The federal law governing most disability claims (the Employee Retirement Income Security Act of 1974, or ERISA) does not allow for punitive damages. If an insurer denies your claim in bad faith, drags you through years of appeals and litigation, and you finally win in court, what happens?

They pay what they already owed you. That’s it. No penalties. No meaningful interest. No damages for the emotional distress, the financial hardship, or the years of your life spent fighting.

“There’s no incentive on the insurer’s part to behave well,” Maloney said. “There’s not that threat of punitive damages.”

This creates a perverse economic incentive. From the insurer’s perspective, denying claims is essentially risk-free. Even if they lose in court, they’re only paying what they would have paid anyway. But if the claimant gives up (which many do), the insurer saves hundreds of thousands or even millions of dollars.

Most claimants don’t appeal. Of those who do, most don’t hire attorneys. Of those who hire attorneys, most settle for less than full benefits. And even those who go all the way to a favorable court decision face years of delay while battling their disability at the same time.

“Not only are you fighting with the insurance company, but you’re also dealing with a condition that’s severe enough to prevent you from working,” Maloney said. “There is a battle on two fronts.”

That’s exactly why every case at DeBofsky Law is led by an experienced attorney, not handed off to paralegals or staff. We understand that our clients are fighting for their financial survival while managing severe health conditions. They need someone who will take over the fight completely.

Our track record speaks to this commitment. With 136 five-star client testimonials and a national reputation for recovering full promised benefits, we’ve proven that insurers can be beaten, even when they think the system protects them.

What You Need to Know

Given these challenges, what should you know before filing a disability claim?

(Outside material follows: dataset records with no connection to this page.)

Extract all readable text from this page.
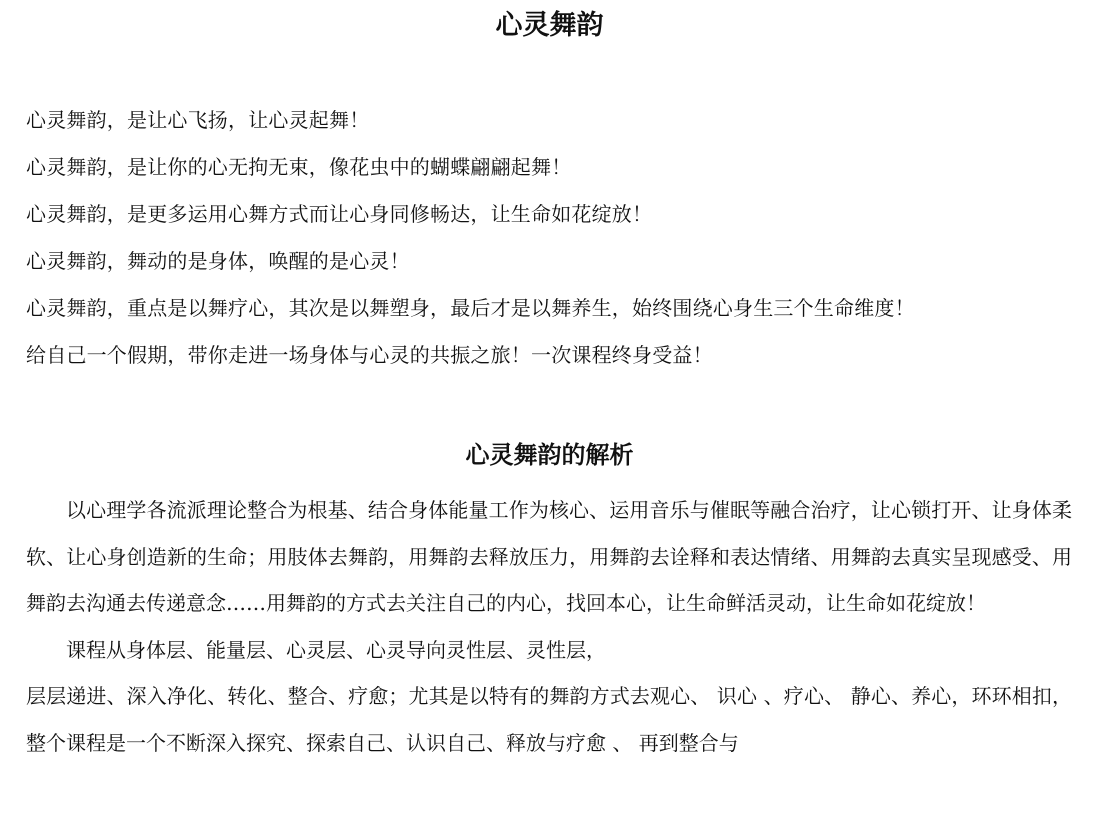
心灵舞韵
心灵舞韵，是让心飞扬，让心灵起舞！
心灵舞韵，是让你的心无拘无束，像花虫中的蝴蝶翩翩起舞！
心灵舞韵，是更多运用心舞方式而让心身同修畅达，让生命如花绽放！
心灵舞韵，舞动的是身体，唤醒的是心灵！
心灵舞韵，重点是以舞疗心，其次是以舞塑身，最后才是以舞养生，始终围绕心身生三个生命维度！
给自己一个假期，带你走进一场身体与心灵的共振之旅！一次课程终身受益！
心灵舞韵的解析

以心理学各流派理论整合为根基、结合身体能量工作为核心、运用音乐与催眠等融合治疗，让心锁打开、让身体柔软、让心身创造新的生命；用肢体去舞韵，用舞韵去释放压力，用舞韵去诠释和表达情绪、用舞韵去真实呈现感受、用舞韵去沟通去传递意念……用舞韵的方式去关注自己的内心，找回本心，让生命鲜活灵动，让生命如花绽放！

课程从身体层、能量层、心灵层、心灵导向灵性层、灵性层，

层层递进、深入净化、转化、整合、疗愈；尤其是以特有的舞韵方式去观心、 识心 、疗心、 静心、养心，环环相扣，整个课程是一个不断深入探究、探索自己、认识自己、释放与疗愈 、 再到整合与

First, understand that paying premiums doesn’t guarantee benefits. You must prove you’re disabled based on how your specific policy defines “total disability,” and those definitions vary widely. Some policies require that you can’t perform “any occupation.” Others protect your specific profession. The difference can mean everything.

Second, the clock starts ticking the moment you receive a denial letter. You typically have just 180 days to appeal. Miss that deadline and the denial becomes final.

Related Article: Common Mistakes When Appealing a Denial of Long Term Disability Benefits

Third, documentation is everything. Your medical records, your doctors’ opinions, even the details of your job duties all matter. Incomplete or insufficient evidence is the most common legitimate reason for denials. But getting the right evidence requires knowing what the insurer needs to see and what they’ll try to use against you.

This is why Maloney urges claimants to contact a disability insurance attorney immediately, ideally before filing, but certainly within 48 hours of a denial. “That’s when I think it’s most important to contact an attorney. The earlier you’re proactive about it, the better.”

DeBofsky Law focuses exclusively on ERISA, disability, and life insurance claims. We don’t dabble in this area. It’s all we do. That specialization means we understand the insurer’s playbook because we’ve seen it hundreds of times across thousands of cases. We know which third-party reviewers are used most often and what their track records look like. We know how to counter surveillance evidence. We know how to build a record that can withstand scrutiny.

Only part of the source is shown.